After the above, in order to prevent the side shielding part 881 is opened again counterclockwise with reference to the bending guide part 881′, the shielding part coupling hole 883 and the shielding part arresting hole 883′ are coupled by the screw.

When the above-described process, the box body 880′ seats on the control box seating part 727. In more detail, after the box body 880′ is located such that the opening front portion of the box body 880′ is oriented toward the front portion 22 of the main drain pan 700, the box body 880′ is inserted downward into the control box installation opening 720.

In the course of inserting the box body 880′ into the control box installation opening 720, the control box support part 886 interferes with the control box seating part 727 and, by this interference, the box body 880′ does not fall down and is inserted into the control box installation opening 720 to across vertically the front right side of the main drain pan 700 (see FIG. 27).

At this point, the removal preventing part 728 interferes with the left/right sides of the front end of the box body 880′ to prevent the box body 880′ from moving frontward.

After the above, the upper fixing part coupling hole 890 and the sub-fixing part coupling hole 892 are respectively coupled to the upper fixing sub-coupling hole 890 and the control box sub-fixing part 829′ that are illustrated in FIG. 24, thereby fixing the upper portion of the box body 880′ to the right side of the front surface of the upper air guide 810.

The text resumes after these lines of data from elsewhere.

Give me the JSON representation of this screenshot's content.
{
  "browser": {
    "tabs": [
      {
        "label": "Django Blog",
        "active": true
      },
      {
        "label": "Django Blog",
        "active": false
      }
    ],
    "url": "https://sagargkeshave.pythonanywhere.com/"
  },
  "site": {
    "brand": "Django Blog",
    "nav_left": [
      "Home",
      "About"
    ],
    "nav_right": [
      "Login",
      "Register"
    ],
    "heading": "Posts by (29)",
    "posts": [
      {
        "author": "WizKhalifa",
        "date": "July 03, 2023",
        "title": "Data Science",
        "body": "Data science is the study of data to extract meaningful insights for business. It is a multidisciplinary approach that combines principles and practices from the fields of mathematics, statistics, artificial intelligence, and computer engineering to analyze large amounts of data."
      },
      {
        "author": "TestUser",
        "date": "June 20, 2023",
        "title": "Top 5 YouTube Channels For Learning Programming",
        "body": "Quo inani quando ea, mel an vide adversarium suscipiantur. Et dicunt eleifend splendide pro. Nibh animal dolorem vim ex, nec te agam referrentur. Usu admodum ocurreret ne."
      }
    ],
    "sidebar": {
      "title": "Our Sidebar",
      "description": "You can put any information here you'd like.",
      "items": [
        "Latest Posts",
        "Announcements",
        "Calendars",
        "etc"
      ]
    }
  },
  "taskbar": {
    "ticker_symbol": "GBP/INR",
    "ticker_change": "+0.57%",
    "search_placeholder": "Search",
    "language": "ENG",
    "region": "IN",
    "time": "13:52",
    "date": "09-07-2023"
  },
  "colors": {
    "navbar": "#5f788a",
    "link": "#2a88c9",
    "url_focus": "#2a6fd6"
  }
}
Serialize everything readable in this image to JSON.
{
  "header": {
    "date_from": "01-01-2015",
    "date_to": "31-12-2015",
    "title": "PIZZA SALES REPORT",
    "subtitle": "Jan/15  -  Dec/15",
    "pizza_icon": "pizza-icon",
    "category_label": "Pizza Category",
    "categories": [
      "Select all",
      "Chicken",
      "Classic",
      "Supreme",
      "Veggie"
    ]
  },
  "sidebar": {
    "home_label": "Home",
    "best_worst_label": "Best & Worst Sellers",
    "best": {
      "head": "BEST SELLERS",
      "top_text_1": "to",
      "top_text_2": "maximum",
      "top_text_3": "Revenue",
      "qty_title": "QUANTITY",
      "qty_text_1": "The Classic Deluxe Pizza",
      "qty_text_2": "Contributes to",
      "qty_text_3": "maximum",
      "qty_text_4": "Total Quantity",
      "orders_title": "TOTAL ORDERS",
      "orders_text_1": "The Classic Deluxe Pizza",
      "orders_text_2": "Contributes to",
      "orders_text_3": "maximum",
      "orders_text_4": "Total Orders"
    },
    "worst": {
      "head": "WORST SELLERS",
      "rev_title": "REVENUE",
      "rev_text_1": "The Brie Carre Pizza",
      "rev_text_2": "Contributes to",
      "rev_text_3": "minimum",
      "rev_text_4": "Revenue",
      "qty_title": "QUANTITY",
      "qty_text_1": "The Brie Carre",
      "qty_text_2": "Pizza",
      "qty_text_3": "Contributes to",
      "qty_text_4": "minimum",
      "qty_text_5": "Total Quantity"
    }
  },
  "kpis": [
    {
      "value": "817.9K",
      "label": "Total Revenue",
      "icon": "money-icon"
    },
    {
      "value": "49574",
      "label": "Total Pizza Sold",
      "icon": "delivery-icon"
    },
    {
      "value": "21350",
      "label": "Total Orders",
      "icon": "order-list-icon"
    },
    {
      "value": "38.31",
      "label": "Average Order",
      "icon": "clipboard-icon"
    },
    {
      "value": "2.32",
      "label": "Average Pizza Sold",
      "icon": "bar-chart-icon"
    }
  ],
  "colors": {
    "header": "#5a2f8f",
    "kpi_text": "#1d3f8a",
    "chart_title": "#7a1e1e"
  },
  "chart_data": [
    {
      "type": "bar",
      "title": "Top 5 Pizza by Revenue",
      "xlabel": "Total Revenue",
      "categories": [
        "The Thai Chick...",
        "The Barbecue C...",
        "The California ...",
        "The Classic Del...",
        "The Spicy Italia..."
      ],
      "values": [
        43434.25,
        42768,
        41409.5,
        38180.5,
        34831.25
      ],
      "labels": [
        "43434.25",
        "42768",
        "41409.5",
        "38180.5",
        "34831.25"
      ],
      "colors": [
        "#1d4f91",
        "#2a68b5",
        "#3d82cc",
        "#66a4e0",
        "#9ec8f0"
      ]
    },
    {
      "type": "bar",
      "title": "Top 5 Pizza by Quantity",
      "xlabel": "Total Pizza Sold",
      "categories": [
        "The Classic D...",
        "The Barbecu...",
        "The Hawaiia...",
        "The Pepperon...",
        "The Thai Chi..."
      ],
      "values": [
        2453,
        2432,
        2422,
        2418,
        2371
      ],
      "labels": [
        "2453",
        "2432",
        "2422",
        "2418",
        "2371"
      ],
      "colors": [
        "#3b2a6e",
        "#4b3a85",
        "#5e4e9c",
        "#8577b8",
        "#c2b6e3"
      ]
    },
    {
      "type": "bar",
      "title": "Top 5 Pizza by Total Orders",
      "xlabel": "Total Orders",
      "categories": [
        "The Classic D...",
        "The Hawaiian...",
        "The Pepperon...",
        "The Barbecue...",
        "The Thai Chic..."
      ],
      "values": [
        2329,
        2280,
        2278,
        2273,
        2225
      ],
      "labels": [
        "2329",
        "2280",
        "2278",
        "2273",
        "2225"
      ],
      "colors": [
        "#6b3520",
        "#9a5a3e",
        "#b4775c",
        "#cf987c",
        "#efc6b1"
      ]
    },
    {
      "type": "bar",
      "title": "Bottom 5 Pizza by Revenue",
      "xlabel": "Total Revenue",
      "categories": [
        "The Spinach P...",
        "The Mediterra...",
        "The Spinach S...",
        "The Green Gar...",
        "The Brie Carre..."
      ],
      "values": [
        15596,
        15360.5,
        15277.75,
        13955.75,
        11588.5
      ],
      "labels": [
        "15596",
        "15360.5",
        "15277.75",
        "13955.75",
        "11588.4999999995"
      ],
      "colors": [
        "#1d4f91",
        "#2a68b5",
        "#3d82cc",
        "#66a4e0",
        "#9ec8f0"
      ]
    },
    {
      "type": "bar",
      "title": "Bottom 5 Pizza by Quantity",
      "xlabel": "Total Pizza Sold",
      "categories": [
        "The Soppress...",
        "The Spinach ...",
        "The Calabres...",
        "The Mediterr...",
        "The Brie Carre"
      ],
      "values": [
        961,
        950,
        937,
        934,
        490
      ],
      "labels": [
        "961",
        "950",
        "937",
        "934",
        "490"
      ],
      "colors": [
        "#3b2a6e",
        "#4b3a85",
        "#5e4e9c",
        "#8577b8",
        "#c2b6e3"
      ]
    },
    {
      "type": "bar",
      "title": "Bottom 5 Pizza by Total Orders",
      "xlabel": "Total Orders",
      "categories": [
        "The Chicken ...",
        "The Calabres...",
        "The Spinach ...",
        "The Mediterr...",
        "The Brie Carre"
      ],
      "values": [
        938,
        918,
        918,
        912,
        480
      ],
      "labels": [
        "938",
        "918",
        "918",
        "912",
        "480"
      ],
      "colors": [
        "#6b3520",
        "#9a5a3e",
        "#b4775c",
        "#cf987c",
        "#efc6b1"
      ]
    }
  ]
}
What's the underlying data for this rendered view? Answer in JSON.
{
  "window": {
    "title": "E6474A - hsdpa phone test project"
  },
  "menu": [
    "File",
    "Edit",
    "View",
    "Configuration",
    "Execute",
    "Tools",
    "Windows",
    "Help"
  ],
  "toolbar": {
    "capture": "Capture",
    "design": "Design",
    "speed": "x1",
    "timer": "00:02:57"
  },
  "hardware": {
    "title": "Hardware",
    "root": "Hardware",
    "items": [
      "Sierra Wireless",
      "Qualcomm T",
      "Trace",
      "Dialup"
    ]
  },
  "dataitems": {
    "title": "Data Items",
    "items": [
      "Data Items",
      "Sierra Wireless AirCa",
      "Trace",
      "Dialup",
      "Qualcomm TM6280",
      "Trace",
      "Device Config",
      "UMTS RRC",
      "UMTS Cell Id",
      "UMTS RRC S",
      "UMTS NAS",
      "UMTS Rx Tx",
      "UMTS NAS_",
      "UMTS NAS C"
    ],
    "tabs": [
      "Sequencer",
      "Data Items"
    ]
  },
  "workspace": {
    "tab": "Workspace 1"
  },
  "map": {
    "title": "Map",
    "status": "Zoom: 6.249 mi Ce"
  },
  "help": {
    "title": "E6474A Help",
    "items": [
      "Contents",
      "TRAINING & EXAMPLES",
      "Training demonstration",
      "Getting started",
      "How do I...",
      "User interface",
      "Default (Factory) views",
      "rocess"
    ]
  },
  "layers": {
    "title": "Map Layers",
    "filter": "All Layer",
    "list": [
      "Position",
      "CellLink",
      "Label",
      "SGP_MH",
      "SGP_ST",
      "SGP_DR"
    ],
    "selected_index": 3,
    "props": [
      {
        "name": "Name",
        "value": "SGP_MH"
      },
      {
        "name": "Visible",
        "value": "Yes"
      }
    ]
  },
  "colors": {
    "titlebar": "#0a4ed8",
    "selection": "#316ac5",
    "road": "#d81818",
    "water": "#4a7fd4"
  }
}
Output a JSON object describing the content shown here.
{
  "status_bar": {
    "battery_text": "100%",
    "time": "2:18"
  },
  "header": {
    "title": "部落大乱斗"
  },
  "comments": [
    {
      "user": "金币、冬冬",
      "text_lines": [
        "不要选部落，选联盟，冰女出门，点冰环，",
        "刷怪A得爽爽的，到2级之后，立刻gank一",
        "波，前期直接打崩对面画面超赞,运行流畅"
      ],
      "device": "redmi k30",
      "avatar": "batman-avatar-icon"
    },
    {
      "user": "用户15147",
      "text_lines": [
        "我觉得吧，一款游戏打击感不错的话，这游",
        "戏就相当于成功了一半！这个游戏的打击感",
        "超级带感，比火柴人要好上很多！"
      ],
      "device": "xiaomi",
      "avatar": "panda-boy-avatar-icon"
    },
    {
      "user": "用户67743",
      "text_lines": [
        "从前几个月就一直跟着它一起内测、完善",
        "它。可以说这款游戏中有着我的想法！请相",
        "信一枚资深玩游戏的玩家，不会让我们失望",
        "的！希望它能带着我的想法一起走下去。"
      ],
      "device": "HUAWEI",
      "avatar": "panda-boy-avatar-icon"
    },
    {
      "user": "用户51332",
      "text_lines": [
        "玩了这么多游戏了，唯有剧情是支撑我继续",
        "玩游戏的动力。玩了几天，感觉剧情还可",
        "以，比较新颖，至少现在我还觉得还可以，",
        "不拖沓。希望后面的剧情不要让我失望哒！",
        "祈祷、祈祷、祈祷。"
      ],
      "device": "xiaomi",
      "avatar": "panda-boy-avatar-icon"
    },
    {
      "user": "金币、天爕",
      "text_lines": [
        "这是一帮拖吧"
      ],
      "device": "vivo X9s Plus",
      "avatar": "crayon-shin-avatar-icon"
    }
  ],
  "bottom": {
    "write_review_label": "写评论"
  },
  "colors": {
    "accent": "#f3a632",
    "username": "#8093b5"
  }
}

Next, the lower portion of the box body 880′ is fixed to the front surface of the main drain pan 700. That is, by coupling a coupling member to the lower fixing part coupling hole 894 and the control box lower fixing part 729 illustrated in FIG. 22, the lower portion of the box body 880′ is fixed to the main drain pan 700.

After the above-described process is completed, the mounting of the box body 880′ in the control box installation opening 720 is completed. At this point, the front portion of the box body 880′ is in an opened state. Therefore, the opened front portion of the box body 880′ is closed by coupling the box cover 880″.

That is, by inserting the cover insertion projection 888′ into the insertion projection receiving part 888″, the upper portion of the box cover 880″ is hooked and fixed to the top surface of the box body 880′, after which, by coupling a coupling member to the body coupling hole 889 and the cover arresting hole 885, the assembling and mounting of the control box 880 are completed.

Meanwhile, when there is a need for maintenance due to the damage of the electron components mounted in the control box 880, the box cover 880″ is separated. To this end, when the coupling member is released from the body coupling hole 889, the box cover 880″ can be separable from the box body 880′.

It will be apparent to those skilled in the art that various modifications and variations can be made in the present invention. Thus, it is intended that the present invention covers the modifications and variations of this invention provided they come within the scope of the appended claims and their equivalents.

For example, in the above-described embodiment, the support angle 580 are only on a right front end of the base pan 500 to support the load of the right front end, if required, it will be possible to further provide the support angle 580 on corners of the base pan 500.